Przybędzie fotoradarów (i nie tylko)
Jak ujawnia „Dziennik Gazeta Prawna”, wkrótce na polskich drogach przybędzie dodatkowych urządzeń kontrolujących prędkość, z jaką poruszają się kierowcy na polskich drogach. Chodzi oczywiście o fotoradary – znienawidzone przez rodzimych kierowców, a traktowane z największymi honorami przez nasze władze. Wszystko w imię bezpiecznej jazdy, rzecz jasna.
Jak donosi „Dziennik Gazeta Prawna”, został opracowany specjalny plan rozbudowy sieci automatycznego nadzoru nad ruchem drogowym.
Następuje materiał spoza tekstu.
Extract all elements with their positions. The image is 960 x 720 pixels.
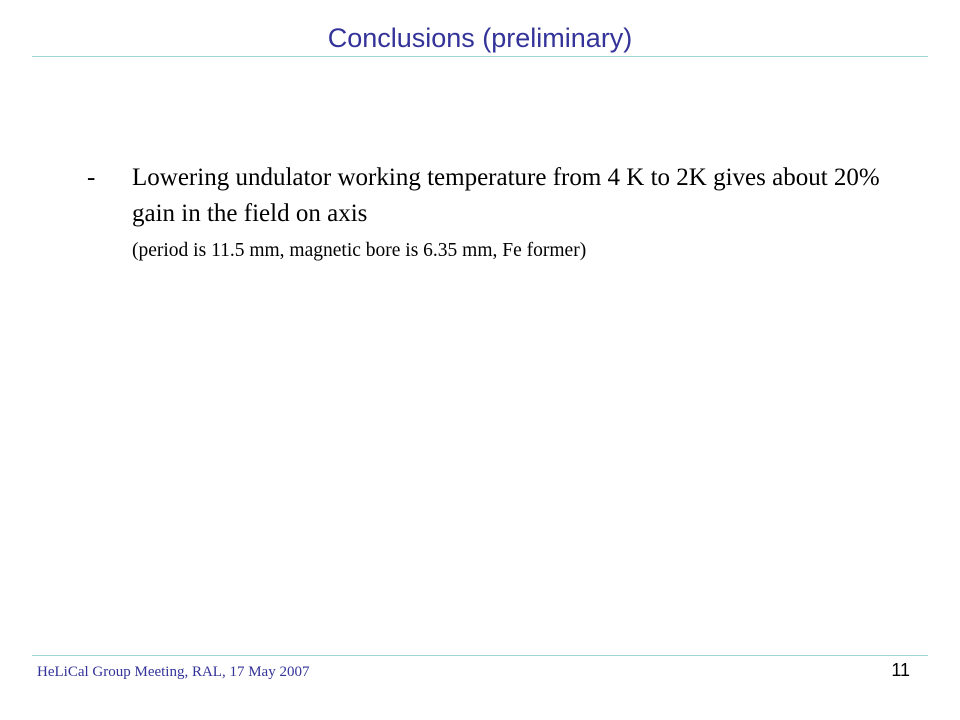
title-divider xyxy=(32,56,928,57)
footer-meeting-label: HeLiCal Group Meeting, RAL, 17 May 2007 xyxy=(37,664,310,680)
bullet-note: (period is 11.5 mm, magnetic bore is 6.35 mm, Fe former) xyxy=(132,240,587,261)
bullet-text: Lowering undulator working temperature from 4 K to 2K gives about 20% gain in the field on axis xyxy=(132,164,880,227)
slide-title: Conclusions (preliminary) xyxy=(327,23,633,53)
footer-divider xyxy=(32,655,928,656)
bullet-marker: - xyxy=(87,164,96,191)
page-number: 11 xyxy=(891,660,910,680)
Prace związane z uruchomieniem 100 nowych urządzeń mają się zakończyć w okresie czerwca, czyli w czasie wzmożonego ruchu związanego z wyjazdami na letnie urlopy wakacyjne. Wówczas w zasobach Głównego Inspektoratu Nadzoru Drogowego będzie już 400 takich urządzeń.
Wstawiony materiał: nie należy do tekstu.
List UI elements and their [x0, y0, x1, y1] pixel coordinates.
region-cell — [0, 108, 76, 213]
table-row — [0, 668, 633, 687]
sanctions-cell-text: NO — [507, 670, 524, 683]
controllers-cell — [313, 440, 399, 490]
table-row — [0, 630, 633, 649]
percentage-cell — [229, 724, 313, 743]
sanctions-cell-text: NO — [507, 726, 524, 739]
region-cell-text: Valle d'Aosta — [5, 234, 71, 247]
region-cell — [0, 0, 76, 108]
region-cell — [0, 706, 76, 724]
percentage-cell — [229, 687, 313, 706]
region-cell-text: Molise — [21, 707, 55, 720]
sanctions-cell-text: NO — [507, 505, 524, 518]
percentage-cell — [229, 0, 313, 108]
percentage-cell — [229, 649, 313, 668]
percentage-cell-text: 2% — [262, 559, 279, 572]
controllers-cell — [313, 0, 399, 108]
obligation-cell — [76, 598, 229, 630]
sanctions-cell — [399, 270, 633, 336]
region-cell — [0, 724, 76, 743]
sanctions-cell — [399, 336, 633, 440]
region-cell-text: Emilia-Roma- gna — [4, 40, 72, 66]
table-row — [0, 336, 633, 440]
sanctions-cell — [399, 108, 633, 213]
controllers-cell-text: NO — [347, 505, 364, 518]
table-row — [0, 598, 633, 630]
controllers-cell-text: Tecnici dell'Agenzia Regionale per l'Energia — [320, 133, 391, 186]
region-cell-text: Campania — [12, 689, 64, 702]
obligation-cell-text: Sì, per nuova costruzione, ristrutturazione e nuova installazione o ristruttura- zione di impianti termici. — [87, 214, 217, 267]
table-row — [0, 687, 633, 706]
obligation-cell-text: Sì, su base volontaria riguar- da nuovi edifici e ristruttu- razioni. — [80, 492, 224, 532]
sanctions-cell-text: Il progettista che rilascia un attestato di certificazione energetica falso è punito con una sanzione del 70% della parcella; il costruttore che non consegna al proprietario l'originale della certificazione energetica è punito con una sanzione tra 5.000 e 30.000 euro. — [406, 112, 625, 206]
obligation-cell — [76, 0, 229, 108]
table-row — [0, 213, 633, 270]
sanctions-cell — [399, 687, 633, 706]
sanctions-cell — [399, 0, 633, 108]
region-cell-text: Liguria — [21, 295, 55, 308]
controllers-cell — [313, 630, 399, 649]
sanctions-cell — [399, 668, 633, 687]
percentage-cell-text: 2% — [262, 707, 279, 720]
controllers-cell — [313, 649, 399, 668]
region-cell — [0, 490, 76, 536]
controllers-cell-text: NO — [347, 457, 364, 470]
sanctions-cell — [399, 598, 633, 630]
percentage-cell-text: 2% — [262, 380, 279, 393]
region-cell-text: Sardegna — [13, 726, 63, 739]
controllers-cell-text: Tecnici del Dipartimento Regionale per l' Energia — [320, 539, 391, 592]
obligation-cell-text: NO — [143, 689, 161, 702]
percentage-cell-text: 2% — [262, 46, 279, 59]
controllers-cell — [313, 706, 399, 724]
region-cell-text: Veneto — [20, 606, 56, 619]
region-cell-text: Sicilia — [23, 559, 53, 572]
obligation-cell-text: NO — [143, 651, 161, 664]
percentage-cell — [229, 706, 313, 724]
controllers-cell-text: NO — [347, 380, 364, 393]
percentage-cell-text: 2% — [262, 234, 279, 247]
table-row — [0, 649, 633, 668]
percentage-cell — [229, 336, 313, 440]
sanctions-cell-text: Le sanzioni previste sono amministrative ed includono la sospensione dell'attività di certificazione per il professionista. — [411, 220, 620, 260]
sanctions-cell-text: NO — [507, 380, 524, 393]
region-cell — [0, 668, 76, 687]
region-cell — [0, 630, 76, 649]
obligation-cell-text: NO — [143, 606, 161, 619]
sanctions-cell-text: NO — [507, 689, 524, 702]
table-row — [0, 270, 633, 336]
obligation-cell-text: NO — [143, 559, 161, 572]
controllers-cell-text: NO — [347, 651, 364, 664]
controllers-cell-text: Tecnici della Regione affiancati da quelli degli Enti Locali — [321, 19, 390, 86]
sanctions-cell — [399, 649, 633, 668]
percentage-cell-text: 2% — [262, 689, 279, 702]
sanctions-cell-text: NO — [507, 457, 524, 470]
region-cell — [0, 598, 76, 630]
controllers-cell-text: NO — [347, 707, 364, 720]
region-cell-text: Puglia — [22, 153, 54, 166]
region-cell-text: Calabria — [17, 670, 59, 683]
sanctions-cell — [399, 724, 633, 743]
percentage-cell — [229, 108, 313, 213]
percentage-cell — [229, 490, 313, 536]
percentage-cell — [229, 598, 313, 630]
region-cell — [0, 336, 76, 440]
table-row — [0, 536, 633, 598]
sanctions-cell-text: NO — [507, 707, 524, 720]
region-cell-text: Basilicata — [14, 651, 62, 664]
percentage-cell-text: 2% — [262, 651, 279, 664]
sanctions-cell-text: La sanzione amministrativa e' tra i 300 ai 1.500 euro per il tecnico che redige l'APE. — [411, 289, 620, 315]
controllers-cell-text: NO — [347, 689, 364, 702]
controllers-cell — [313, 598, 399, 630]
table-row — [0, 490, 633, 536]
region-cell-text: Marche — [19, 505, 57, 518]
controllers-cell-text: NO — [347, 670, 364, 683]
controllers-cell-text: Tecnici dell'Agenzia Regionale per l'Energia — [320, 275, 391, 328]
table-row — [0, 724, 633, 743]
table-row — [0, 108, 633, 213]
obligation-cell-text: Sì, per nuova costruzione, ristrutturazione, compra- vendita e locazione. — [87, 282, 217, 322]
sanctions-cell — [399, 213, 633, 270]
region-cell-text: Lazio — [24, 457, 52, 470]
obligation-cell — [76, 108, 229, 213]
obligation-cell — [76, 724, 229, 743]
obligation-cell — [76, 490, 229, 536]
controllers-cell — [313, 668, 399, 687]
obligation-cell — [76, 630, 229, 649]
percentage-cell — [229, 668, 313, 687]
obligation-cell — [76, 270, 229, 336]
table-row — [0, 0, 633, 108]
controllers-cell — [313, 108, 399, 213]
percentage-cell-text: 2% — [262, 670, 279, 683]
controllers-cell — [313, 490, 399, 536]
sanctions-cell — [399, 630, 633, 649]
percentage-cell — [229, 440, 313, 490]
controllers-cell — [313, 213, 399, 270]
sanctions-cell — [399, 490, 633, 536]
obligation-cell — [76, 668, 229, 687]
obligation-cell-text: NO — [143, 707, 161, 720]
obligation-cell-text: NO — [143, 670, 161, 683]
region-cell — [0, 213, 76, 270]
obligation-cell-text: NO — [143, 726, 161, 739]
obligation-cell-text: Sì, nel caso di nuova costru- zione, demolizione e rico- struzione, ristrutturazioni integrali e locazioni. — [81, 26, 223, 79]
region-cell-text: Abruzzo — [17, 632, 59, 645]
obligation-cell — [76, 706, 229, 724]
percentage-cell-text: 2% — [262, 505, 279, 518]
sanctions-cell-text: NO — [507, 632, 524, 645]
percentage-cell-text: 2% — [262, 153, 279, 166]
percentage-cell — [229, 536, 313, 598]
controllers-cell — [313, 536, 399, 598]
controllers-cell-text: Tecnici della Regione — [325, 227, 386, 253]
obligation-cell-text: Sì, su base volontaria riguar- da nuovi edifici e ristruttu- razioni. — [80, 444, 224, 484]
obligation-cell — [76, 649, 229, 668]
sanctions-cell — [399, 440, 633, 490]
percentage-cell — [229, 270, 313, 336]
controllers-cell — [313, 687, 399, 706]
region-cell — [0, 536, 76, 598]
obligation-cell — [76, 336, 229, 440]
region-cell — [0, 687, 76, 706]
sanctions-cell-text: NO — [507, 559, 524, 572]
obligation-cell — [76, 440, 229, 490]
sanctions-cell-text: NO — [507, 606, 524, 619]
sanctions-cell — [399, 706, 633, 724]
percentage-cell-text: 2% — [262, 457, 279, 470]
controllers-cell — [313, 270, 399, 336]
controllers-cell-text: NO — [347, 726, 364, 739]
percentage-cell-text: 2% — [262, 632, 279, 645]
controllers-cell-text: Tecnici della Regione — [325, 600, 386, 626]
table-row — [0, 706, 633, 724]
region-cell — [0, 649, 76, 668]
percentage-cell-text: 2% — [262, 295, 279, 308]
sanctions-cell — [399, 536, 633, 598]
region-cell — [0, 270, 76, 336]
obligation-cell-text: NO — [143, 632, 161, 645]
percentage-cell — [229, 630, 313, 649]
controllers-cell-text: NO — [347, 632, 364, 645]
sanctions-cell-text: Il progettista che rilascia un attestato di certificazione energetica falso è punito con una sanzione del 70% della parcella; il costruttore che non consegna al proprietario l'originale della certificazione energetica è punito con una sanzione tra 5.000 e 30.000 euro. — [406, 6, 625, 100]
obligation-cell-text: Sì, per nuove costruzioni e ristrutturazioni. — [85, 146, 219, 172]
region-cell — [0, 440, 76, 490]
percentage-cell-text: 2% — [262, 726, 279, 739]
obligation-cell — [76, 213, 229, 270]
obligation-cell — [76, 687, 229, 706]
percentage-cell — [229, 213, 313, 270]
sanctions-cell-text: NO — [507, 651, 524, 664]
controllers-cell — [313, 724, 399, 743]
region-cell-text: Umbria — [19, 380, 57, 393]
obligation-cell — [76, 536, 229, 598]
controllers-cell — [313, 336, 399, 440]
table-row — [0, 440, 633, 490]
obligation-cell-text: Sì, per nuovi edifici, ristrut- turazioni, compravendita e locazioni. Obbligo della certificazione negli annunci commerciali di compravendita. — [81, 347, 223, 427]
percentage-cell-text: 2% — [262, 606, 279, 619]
Jednak to nie koniec niespodzianek, które czekają polskich kierowców. Jak podaje serwis moto.onet.pl, na koniec czerwca planowane jest uruchomienie dwudziestu rejestratorów wjazdu na czerwonym świetle. Urządzenia te pojawią się na terenie 10 województw, m.in. w mazowieckiem, a także na Śląsku, Dolnym Śląsku i Lubelszczyźnie.
Dodatkowo również w okresie czerwca mają zostać rozpoczęte prace związane z montażem urządzeń do odcinkowego pomiaru średniej prędkości.
Jeśli do tego wszystkiego dodać zaakceptowane niedawno przez prezydenta surowsze kary za przekraczanie prędkości, to koszty wakacyjnego wyjazdu mogą znacznie wzrosnąć. Zwłaszcza w przypadku amatorów szybkiej jazdy.